The writer to the Hebrews - who explains many things about the Israelite wanderings and attitudes in the desert - exhorts us to make sure that we keep looking in the right direction: "Therefore, since we are surrounded by such a great cloud of witnesses, let us throw off everything that hinders and the sin that so easily entangles, and let us run with perseverance the race marked out for us. Let us fix our eyes on Yeshua, the author and perfecter of our faith, who for the joy set before him endured the cross, scorning its shame, and sat down at the right hand of the throne of G-d" (Hebrews 12:1-2, NIV). He reminds us first of all that we are running a race; that is, we have a goal and a target to reach. That objective is not unknown or unclear; it is clearly marked out along the way that we travel so that we should not get lost or be unaware of where we are going. He explains that we are being constantly watched by a countless number of people; some are those who have gone before us in the faith and are cheering us on towards the finishing line, others are in the world around us, perhaps watching to see what we are doing and what happens to us or, in some cases, jeering and criticising our performance. It is our witness to the latter that may be part of G-d's call on their lives assuring them that if we can do it, they can do it too; they too can run and win the race of life. He also stresses the need for endurance (CJB, ESV, NASB) or perseverance (NIV, NRSV) so that we keep going and do not give up before we reach the end of the race.

Then the key point: "fixing our eyes upon Yeshua"; this is our horizon, our balance point, our reference to the absolute. It is Yeshua that keeps us on track and lines us up, just as He - when on this earth - was centered and focused on the cross.
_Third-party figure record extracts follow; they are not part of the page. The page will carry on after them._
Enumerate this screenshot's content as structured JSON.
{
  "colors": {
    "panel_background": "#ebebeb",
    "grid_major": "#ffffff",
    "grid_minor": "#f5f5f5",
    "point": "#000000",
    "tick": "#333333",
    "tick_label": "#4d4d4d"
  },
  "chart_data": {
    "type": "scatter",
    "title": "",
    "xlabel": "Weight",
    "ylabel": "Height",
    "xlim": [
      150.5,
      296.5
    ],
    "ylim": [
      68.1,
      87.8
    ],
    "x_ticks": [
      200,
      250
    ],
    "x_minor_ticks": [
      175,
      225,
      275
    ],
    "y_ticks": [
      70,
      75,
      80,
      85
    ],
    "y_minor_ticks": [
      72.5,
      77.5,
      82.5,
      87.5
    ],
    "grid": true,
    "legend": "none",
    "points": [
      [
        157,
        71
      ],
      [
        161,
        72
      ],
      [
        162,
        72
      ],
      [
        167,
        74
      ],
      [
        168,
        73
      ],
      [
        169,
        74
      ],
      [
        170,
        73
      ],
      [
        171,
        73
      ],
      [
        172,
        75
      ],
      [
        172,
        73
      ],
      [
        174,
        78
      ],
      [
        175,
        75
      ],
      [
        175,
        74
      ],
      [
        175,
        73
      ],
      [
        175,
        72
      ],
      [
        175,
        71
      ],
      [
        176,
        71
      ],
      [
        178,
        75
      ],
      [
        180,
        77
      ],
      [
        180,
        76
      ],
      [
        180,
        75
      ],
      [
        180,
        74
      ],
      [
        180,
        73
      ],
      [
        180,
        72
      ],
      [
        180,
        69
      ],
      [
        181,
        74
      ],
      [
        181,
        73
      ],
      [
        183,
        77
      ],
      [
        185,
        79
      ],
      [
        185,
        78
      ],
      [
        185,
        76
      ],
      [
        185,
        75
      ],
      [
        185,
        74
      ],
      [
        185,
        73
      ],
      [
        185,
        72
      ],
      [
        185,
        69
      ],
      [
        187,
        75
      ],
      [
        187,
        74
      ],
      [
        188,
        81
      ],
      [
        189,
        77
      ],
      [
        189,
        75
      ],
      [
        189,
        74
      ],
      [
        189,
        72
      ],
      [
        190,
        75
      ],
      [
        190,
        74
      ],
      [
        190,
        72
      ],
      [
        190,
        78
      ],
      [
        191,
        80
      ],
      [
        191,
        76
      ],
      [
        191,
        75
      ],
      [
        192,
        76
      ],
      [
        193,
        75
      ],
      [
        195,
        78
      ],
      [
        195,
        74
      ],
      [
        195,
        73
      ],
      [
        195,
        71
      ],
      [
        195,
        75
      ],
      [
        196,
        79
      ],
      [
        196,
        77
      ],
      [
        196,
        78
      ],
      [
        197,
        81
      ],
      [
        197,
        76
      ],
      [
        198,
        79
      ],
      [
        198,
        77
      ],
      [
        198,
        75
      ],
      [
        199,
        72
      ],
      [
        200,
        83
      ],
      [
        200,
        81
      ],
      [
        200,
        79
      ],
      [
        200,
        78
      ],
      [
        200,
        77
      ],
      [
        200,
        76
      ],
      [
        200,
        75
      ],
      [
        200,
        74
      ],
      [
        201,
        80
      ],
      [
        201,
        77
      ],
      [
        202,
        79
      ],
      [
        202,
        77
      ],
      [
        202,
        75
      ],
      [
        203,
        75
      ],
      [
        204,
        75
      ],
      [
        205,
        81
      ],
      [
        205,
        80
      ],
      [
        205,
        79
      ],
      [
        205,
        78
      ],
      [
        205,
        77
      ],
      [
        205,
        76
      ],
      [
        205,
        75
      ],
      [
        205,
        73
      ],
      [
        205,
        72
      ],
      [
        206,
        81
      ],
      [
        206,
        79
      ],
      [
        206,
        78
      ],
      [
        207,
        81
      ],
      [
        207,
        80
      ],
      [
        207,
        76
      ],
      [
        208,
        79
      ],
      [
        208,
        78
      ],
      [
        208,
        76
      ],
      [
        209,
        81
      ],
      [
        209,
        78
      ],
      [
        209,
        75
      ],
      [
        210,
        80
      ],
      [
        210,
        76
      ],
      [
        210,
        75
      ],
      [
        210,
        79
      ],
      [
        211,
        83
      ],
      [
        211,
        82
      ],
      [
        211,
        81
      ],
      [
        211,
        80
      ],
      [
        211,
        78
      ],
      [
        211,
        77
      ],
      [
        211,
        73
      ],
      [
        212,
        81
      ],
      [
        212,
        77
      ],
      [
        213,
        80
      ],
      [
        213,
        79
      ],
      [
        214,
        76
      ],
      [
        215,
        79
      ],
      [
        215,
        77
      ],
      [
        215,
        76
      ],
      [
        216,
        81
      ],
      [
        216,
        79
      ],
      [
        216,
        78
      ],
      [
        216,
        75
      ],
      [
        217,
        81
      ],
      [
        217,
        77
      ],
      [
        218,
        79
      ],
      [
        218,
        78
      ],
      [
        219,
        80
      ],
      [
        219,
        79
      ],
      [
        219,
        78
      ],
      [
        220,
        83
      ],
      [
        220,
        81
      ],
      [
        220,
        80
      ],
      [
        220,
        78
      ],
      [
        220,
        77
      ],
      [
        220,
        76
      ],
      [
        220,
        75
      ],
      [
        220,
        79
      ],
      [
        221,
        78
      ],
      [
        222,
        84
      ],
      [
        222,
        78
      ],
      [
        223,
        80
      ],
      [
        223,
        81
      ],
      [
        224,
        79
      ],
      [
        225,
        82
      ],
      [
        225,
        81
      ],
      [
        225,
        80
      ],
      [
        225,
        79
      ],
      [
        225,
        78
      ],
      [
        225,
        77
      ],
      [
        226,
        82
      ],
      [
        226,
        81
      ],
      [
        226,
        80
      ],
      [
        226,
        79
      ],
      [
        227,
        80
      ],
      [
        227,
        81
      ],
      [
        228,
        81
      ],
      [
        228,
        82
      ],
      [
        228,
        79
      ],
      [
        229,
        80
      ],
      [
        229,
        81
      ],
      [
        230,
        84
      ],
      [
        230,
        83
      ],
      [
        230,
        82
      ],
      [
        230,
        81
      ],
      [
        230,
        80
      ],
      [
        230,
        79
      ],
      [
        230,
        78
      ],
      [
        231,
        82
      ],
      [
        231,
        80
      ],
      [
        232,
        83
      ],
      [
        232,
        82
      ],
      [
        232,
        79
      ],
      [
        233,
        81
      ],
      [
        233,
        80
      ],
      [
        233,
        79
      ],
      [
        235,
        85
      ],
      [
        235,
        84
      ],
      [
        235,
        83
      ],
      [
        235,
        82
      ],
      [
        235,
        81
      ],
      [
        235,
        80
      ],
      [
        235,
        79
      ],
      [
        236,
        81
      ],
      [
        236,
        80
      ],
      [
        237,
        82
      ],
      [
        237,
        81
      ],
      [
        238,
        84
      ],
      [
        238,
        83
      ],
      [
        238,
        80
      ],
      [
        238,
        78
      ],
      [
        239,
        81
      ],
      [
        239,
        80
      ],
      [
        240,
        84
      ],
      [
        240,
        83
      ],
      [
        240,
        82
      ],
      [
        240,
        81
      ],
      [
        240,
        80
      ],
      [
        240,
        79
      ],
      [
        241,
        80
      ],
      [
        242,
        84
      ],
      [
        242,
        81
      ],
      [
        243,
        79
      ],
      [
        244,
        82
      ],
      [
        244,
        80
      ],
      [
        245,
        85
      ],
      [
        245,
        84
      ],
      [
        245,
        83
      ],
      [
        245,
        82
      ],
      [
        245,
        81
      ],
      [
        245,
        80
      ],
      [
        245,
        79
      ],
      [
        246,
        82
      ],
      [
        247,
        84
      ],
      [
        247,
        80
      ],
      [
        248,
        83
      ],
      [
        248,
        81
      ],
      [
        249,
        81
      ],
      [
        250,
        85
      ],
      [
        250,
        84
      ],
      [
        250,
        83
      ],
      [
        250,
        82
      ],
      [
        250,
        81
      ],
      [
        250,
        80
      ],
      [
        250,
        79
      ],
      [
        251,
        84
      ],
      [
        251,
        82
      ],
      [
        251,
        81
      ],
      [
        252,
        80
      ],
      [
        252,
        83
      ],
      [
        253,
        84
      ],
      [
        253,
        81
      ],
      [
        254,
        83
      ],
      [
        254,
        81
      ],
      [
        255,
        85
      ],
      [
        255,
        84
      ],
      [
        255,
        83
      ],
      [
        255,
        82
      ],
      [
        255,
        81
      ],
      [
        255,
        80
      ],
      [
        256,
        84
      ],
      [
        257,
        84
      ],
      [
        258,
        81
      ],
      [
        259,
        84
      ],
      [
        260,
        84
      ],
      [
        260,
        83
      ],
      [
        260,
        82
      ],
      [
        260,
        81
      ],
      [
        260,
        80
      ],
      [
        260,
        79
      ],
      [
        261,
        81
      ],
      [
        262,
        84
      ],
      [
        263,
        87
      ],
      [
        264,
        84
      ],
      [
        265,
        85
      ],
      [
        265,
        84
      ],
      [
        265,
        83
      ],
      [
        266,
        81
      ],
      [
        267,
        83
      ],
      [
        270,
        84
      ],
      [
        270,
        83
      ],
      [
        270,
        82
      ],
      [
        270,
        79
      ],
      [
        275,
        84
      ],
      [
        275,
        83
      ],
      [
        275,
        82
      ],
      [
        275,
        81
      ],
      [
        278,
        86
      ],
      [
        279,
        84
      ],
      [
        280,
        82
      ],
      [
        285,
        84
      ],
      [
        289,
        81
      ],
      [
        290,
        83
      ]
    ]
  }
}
When we are clearly fixed on Him, we know where we are going and we do not stumble for He gives us our line and balance to the end of the road.

Further Study: Isaiah 31:1; Micah 7:7; Titus 2:11-13

Application: If you have lost your way or feel that you are stumbling over innumerable obstacles in your path, lift your eyes to the horizon and get a clear sighting on Yeshua to resynch your HPS (Heavenly Positioning System) receiver today.